What is Treatment Management?

Treatment Management is a means of improving the coordination of the treatment of the patients with complex and increased medical needs, both between the various levels of the health care, the social system, and between various providers of health care and social services. Treatment Management includes directional and preventive actions to a small portion of patients who are at high risk of health deterioration, or the risk of the increased use of health care services. Such actions may include, for example, patient monitoring after hospitalization, monitoring of referral to a medical specialist, and the results of the examinations; monitoring of the performance of the goals described in the family physicians’ quality system; ensuring the drug compatibility control and the usage; and monitoring of patients between scheduled appointments.
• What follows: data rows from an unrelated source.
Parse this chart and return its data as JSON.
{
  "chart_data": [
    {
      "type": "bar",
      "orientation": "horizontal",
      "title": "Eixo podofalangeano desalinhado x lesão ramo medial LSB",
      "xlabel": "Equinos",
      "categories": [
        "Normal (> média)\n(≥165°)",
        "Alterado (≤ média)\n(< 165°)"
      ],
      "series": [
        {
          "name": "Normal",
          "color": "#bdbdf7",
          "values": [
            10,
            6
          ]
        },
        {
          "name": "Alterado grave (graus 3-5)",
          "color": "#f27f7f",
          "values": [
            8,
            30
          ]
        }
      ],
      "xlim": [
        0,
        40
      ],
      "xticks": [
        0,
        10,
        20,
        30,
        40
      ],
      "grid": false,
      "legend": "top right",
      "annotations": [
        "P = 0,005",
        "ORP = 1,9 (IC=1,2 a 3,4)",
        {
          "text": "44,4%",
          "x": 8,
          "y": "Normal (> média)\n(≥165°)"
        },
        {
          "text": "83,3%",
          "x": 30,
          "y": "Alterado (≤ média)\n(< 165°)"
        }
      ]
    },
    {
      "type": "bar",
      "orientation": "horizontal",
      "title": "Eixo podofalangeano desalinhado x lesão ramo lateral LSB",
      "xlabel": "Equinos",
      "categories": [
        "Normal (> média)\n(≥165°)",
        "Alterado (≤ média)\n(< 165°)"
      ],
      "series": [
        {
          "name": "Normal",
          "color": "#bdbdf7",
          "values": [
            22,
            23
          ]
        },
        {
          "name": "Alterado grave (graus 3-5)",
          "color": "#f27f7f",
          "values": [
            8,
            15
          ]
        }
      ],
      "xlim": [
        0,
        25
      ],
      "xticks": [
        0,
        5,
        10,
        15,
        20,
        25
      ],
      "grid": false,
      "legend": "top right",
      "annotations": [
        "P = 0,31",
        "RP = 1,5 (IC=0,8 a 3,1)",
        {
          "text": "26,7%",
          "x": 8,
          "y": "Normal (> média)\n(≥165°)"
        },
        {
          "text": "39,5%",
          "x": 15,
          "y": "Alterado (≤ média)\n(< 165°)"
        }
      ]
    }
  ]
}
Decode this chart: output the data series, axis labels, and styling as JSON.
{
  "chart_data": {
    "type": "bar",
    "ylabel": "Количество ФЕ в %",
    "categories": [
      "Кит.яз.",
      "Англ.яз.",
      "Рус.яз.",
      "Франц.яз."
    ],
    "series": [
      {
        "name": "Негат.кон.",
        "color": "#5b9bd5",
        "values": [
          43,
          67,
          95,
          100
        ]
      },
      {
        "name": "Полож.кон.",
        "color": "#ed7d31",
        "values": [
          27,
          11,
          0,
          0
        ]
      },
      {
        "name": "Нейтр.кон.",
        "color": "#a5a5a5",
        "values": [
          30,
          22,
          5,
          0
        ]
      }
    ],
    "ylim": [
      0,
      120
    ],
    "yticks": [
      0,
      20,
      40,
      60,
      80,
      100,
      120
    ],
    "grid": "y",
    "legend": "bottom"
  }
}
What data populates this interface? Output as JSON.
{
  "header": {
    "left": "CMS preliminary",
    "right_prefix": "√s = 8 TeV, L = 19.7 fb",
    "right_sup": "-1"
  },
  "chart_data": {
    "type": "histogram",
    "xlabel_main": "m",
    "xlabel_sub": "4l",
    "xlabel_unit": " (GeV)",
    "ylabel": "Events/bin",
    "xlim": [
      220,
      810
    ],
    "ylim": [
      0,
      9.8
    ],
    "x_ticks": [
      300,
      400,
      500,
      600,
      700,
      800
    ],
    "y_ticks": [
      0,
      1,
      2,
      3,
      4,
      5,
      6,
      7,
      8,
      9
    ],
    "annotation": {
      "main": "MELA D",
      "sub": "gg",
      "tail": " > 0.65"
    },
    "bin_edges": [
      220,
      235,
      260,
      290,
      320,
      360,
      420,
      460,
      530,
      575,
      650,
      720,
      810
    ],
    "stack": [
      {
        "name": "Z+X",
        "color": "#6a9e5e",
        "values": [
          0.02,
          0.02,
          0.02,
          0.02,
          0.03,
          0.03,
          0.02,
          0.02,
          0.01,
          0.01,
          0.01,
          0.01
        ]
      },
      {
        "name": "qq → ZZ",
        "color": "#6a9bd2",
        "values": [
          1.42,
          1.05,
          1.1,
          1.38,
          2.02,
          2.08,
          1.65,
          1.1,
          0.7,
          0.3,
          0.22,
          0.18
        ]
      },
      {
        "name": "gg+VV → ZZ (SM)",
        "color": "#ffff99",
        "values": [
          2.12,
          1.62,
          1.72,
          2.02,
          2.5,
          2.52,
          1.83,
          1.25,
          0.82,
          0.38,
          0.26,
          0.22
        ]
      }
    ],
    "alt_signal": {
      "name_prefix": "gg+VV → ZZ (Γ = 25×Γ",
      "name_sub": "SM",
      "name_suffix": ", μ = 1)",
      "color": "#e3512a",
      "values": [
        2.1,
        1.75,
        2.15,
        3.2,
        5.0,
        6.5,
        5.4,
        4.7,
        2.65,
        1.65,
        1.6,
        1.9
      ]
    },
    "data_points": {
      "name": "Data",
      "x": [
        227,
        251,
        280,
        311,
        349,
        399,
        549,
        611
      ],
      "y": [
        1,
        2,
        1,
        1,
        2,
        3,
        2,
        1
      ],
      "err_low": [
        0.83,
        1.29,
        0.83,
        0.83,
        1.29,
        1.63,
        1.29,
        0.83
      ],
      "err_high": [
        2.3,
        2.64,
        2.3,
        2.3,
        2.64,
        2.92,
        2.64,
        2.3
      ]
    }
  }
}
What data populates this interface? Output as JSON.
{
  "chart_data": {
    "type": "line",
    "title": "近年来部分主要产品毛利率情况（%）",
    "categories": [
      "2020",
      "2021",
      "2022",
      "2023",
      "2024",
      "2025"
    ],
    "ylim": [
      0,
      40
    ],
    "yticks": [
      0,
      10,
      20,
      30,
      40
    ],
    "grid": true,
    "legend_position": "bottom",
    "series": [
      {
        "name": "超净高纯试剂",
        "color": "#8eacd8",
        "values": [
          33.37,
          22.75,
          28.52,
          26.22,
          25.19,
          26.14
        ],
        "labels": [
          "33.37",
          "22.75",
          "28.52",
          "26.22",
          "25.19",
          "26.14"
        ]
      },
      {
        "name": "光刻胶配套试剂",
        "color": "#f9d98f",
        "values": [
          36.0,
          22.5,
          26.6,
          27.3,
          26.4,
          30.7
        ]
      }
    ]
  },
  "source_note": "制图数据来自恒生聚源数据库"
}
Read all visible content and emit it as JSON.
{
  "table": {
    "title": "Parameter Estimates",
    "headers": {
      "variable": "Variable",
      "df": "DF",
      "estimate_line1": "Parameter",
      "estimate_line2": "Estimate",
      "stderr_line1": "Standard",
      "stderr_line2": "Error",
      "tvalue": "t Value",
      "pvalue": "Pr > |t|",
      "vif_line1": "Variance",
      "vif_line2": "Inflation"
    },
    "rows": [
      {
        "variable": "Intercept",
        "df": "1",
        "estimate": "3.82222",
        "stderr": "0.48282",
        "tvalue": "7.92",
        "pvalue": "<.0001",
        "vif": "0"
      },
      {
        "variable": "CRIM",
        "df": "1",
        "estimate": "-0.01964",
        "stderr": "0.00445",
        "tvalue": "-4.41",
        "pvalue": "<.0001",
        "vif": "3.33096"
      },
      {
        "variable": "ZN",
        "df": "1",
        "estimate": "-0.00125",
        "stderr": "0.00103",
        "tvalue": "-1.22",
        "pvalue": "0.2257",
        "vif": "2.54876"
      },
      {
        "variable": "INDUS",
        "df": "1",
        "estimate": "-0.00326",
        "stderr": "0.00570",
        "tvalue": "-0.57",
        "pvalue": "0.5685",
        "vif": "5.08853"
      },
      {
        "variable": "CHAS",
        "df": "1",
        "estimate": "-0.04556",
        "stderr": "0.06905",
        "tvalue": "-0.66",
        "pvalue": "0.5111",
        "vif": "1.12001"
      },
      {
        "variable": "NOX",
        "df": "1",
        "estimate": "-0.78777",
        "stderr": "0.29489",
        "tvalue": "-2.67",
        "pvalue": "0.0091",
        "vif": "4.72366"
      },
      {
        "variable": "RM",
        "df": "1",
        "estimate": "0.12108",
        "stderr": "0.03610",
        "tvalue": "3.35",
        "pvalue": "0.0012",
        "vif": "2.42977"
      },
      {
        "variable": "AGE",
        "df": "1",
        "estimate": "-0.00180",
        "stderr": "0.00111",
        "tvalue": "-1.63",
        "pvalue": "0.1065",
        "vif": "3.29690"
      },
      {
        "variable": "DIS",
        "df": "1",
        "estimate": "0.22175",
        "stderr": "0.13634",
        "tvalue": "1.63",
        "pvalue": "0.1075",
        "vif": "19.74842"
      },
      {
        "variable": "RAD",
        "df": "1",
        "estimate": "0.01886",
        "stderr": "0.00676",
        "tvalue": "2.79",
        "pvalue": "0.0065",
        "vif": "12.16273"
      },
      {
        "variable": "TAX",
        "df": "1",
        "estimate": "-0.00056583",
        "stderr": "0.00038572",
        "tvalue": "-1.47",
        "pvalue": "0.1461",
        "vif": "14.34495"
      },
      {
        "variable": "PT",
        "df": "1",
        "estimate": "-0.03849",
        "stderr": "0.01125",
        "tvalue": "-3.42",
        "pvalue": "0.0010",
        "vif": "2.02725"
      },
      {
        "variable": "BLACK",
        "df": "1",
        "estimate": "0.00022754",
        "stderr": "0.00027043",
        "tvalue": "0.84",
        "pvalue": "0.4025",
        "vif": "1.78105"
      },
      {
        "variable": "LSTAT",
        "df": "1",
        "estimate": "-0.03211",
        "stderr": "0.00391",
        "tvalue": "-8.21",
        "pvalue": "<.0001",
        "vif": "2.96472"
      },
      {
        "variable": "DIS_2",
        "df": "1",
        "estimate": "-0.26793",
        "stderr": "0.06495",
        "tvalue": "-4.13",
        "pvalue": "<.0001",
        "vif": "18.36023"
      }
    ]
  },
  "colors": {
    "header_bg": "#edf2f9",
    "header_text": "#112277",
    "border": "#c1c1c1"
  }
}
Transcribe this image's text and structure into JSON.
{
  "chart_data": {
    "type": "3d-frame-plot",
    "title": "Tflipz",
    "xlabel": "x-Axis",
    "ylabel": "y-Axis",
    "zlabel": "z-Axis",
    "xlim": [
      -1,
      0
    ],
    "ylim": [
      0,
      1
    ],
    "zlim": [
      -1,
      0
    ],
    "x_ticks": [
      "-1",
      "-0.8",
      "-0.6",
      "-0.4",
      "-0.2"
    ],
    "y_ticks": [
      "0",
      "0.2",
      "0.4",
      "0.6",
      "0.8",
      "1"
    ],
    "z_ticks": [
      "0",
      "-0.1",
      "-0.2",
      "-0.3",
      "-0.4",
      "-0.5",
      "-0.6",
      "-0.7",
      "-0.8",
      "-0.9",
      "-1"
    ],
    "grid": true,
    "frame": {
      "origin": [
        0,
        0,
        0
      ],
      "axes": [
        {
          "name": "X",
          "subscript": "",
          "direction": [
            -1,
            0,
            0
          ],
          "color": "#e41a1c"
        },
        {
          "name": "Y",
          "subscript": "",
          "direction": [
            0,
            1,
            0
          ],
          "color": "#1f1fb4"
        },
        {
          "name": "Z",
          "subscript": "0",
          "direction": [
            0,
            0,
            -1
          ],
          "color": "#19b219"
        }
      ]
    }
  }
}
Treatment Management is designed to address the needs of complicated patients in order to improve their health outcomes and reduce their need for more extensive health care services.  

Upon developing the evidence-based model of risk patients, targeted especially for Estonian family physicians, the Estonian Health Insurance Fund and the WorldBank used international studies and international experience, linking it to the Estonian studies and experience.

Why is Treatment Management necessary?

All over the world, those who have a difficult socio-economic background make up only a small part of primary care patients, whereas the disease burden and health care costs of the people with lower socio-economic backgrounds account for a disproportionately large percentage. Many of these patients have multiple chronic diseases at one time, and they are confronted with major socio-economic problems, and/or simultaneously, they also have behavioral health comorbidities. They are likely to consume many different medications, visit several different medical specialists, and/or have significant functional restrictions.  Such characteristics may make coordination of the patient’s care difficult for primary health care providers, but failure to do so could lead to serious problems including unnecessary deterioration of health, duplication of examinations, mutual conflicts of the medication prescribed for treatment, and treatment errors. Treatment Management programs have a great potential for the improvement of  treatment coordination and patient’s treatment outcomes, and these programs are increasingly used by many different national health care systems.

The objectives of this pilot project are:

a.     To assess the applicability of the risk patients’ Treatment Management model developed under the pilot project;

b.    To understand the impact of the pilot project on the Treatment Management processes, and on the treatment results of patients enrolled in the program;

c.     Based on the experience gained, to develop risk patients’ Treatment Management models and solutions that will function in Estonia, and their application.

The ultimate goal of the Treatment Management program is to improve the health outcomes of patients with chronic diseases and complex needs and to reduce their need for health care services.